The New York Times: “Late last year, the high-fashion radical pranksters of Vetements released what would become one of the brand’s signature pieces: a misshapen hoodie with a logo on the chest that played off the traditional Champion script logo, rotating the oversize C 90 degrees to make a V … Ava Nirui, a writer, artist and part of a loose group of bootleg-influenced design provocateurs who use corporate identities as raw material, thought the price, around $700, was outrageous …And so she decided to poke fun at Vetements by seeing its borrowing, and raising it — or more to the point, interrogating it.”

“One at a time, she took actual Champion sweatshirts and incorporated the elongated-C logo into the names of other designers — Rick Owens, Chanel, Gucci, Marc Jacobs — by embroidering the names around the C in utilitarian font. She made them for herself, snapping pictures and posting them to her Instagram account with a shrug emoticon as the caption.”

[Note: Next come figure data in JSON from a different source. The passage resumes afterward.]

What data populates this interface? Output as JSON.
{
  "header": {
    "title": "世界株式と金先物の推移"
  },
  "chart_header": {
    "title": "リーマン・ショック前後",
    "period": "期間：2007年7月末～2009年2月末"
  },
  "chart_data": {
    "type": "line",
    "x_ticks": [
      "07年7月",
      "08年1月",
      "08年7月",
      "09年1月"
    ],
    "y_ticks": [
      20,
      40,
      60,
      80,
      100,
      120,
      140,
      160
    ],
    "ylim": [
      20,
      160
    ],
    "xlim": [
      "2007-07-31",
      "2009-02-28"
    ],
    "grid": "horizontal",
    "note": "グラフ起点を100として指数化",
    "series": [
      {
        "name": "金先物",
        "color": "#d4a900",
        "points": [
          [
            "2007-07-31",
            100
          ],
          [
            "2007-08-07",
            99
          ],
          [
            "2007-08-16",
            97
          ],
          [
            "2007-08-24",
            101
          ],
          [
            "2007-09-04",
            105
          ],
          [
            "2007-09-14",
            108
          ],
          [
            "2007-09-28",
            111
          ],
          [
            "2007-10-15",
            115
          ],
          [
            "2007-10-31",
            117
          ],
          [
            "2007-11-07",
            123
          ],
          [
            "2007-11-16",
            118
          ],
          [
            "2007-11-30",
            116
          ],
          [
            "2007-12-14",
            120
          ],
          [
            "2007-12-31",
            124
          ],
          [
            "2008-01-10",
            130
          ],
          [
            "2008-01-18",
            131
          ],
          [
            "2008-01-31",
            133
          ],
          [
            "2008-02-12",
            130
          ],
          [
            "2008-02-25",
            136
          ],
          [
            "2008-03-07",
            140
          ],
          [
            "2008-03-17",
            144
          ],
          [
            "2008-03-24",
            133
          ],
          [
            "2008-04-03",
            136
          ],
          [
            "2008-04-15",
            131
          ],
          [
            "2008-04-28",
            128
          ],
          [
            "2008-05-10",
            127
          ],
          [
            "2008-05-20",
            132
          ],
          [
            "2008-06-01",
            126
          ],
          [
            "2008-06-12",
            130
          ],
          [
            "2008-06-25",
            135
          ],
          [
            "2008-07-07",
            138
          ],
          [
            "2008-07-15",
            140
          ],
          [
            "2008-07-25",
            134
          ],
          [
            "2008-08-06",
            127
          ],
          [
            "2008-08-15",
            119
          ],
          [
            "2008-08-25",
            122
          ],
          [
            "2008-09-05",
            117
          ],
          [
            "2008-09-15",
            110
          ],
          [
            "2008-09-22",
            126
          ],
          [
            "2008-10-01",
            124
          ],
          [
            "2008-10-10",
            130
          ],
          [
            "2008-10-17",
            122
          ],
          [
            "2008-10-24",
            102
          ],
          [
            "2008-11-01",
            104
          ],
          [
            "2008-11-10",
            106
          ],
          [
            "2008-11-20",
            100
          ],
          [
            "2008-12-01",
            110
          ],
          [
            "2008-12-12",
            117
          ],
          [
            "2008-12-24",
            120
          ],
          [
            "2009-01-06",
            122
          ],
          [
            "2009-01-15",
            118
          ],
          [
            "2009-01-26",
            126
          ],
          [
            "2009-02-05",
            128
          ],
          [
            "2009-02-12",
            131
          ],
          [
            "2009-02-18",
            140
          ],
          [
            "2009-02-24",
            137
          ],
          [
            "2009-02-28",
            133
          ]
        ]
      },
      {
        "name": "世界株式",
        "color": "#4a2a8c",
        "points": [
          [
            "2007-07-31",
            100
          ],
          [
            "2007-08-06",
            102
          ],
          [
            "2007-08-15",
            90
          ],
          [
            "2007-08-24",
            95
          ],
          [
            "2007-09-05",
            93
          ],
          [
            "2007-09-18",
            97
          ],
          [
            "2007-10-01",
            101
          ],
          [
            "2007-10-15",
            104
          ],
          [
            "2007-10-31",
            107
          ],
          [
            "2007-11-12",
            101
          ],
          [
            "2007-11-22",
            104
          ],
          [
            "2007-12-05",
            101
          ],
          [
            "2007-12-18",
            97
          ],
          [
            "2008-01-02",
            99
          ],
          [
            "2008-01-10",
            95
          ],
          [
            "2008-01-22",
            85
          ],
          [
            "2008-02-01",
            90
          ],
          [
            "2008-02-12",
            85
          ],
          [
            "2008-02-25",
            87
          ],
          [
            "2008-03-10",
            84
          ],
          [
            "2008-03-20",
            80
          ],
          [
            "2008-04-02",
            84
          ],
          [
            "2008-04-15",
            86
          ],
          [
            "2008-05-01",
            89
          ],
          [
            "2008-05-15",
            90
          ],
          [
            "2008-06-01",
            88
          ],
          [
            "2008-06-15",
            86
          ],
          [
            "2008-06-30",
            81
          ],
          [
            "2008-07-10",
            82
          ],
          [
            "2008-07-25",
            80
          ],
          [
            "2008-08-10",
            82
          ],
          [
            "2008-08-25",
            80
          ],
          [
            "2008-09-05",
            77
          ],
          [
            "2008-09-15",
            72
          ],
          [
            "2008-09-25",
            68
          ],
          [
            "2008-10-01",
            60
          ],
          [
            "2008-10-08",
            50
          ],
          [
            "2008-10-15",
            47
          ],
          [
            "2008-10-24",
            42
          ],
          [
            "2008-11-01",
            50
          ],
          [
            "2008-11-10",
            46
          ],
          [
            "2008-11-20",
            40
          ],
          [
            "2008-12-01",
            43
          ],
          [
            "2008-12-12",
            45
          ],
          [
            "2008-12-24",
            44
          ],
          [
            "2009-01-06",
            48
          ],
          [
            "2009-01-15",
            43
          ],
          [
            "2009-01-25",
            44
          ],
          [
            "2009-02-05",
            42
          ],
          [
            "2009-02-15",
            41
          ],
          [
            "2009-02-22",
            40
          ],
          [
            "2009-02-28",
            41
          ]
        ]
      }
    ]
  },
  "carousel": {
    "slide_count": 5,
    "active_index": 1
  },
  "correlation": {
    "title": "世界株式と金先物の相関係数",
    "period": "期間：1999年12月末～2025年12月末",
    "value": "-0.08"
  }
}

“Vetements’s cheeky appropriation and Ms. Nirui’s meta-cheeky reappropriation represent two phases of what has become a mini-resurgence of interest among tastemakers, from high fashion to streetwear … This burst of renewed interest has extended to the brand’s history. The sneaker reseller Flight Club in New York currently has a floor-to-ceiling grid of dozens of 1980s and ’90s American-made Champion sweatshirts, which have been selling briskly. ‘The Champion sweatshirt is such a regal piece,’ said Josh Matthews, the director of merchandising at Flight Club and a longtime collector of the brand.


Quiet Mornings: Art for Breakfast?

The Wall Street Journal: “After giving it a trial run in October, the Museum of Modern Art is making its “Quiet Mornings” program part of the regular calendar at its Midtown location. Starting in January, MoMA will open select galleries to the public from 7:30 a.m. to 9 a.m. on the first Wednesday of every month. The museum normally opens at 10:30 a.m. Adult admission will be $12 (or roughly half the regular price) for the start-of-day session, though visitors can return for no additional charge that same day during the museum’s regular hours.”

“MoMA officials say the ‘Quiet Mornings’ program is an effort to reach out to local patrons who often find the museum, a popular tourist draw, too busy and crowded during the day—or who simply don’t have the time to work in a visit during regular hours.”

“At MoMA, the ‘Quiet Mornings’ program is a break-even financial proposition in that the reduced-price admission revenue is offset by the costs of adding staffing, officials said. Nevertheless, officials are pleased by the buzz the program is generating: During the October run of four consecutive Wednesdays, attendance averaged 500 for each day.”